There's been some jokes around my house recently that the same model could be applied to personal relationships. I'm not quite sure which bit I'm sitting in at the moment - in fact I'd argue that its a fairly fluid model (much like the grief process, it can be two steps forward and one back some times!), but when I found myself using the ''royal we'' a few days ago it did highlight to me that maybe there's less forming and storming going on and maybe a gentle incline (sounds better than decline!) into norming and performing.
I've read loads of stuff about the process of re partnering. I'm the first to admit that the are a lot of potential challenges, and its as much about the rest of each persons team as it is about themselves - kids, extended family, friends, work, interests - there's a heck of a lot to negotiate and learn about. For me, so far so good - or should I say, for us, and whilst the forming and storming is a lot of fun, I'm also looking forward to settling into the new way of normal that I have talked about here before.
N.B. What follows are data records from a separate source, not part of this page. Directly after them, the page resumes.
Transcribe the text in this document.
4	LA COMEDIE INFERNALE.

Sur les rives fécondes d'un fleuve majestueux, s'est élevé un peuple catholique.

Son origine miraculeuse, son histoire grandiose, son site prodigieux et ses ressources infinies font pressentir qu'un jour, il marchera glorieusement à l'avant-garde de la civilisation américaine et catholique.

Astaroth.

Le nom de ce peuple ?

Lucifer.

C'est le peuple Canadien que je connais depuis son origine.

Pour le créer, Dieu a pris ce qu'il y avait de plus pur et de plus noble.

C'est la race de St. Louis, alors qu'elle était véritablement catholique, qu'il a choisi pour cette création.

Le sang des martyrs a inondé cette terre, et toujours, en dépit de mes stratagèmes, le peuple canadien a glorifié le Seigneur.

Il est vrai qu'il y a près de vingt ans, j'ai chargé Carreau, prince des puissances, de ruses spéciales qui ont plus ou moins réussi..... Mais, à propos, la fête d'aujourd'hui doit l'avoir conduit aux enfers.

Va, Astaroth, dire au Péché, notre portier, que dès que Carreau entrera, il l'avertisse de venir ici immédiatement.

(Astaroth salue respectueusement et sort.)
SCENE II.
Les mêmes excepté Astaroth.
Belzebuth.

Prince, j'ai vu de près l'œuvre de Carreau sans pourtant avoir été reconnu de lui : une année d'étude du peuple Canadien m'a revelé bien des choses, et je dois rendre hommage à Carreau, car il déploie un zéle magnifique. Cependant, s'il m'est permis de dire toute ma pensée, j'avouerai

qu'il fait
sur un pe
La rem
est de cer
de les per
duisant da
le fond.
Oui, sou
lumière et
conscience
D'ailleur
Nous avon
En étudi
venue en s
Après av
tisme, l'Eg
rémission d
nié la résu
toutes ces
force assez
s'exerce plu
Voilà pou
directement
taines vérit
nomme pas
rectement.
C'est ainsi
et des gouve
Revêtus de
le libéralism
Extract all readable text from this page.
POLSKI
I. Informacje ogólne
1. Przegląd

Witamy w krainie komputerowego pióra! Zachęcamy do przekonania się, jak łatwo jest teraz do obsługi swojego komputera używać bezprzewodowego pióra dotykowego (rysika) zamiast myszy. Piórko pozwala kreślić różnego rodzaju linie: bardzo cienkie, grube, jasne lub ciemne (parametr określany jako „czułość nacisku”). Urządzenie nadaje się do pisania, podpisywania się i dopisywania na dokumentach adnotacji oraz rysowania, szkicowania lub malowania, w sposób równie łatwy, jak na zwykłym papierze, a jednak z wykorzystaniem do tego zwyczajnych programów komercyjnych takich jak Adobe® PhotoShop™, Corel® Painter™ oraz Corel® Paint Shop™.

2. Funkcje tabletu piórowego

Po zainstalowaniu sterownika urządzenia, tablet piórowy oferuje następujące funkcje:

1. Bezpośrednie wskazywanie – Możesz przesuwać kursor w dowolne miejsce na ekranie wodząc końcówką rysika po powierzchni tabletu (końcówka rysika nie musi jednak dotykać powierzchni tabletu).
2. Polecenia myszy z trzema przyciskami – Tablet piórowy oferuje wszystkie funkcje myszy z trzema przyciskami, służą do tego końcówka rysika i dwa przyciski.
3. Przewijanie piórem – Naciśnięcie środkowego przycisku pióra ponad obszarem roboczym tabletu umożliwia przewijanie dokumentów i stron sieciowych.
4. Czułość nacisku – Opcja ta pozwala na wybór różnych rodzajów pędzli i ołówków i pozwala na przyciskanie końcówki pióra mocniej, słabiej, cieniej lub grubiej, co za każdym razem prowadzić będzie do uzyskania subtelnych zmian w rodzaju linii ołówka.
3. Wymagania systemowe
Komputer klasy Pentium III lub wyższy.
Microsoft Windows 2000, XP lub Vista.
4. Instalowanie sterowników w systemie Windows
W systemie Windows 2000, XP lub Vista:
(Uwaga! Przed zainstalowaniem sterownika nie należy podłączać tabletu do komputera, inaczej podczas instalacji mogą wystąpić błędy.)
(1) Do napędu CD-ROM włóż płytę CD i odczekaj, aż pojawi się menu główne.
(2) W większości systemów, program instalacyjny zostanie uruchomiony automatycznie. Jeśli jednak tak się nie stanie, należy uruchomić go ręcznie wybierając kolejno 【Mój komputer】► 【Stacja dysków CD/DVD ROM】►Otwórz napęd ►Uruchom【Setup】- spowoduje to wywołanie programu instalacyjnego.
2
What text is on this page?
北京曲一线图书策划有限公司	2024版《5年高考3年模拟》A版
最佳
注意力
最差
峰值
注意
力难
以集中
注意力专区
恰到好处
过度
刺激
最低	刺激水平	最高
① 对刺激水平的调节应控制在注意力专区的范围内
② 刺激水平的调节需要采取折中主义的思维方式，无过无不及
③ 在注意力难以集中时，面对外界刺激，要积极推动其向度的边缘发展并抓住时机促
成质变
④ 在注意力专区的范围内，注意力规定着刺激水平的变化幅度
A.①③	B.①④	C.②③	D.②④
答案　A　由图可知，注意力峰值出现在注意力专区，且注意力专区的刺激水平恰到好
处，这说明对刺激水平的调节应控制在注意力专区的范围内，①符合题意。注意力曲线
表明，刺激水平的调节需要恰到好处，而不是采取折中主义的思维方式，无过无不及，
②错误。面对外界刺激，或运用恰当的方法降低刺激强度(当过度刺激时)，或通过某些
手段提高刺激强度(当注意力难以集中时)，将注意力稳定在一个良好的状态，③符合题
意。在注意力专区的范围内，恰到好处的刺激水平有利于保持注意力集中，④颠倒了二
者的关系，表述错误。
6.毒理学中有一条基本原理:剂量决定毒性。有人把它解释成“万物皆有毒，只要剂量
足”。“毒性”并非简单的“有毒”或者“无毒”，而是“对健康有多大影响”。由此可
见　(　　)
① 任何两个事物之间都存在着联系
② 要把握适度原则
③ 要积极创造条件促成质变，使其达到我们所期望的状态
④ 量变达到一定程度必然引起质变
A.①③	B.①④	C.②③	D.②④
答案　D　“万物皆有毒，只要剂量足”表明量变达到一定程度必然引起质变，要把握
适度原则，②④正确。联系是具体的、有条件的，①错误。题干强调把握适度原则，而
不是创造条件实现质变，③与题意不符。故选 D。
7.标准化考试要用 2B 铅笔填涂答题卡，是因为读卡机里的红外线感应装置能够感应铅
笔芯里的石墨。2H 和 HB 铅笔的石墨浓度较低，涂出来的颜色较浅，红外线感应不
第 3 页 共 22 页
Interestingly on the link above there's two extra stages - Dorming and Adjourning. My guess is that this is probably more relevant to a time bound project, but it certainly highlights the need to remain focused on the well being of the ''team'' in order to avoid complacency (surely one of the death knolls for any relationship) and also to remain vigilant to the potential challenges and pitfalls that can trip up even the most committed of partners.
If you're in a new relationship, or even one that's not so new, where do you think you might fit on this continuum?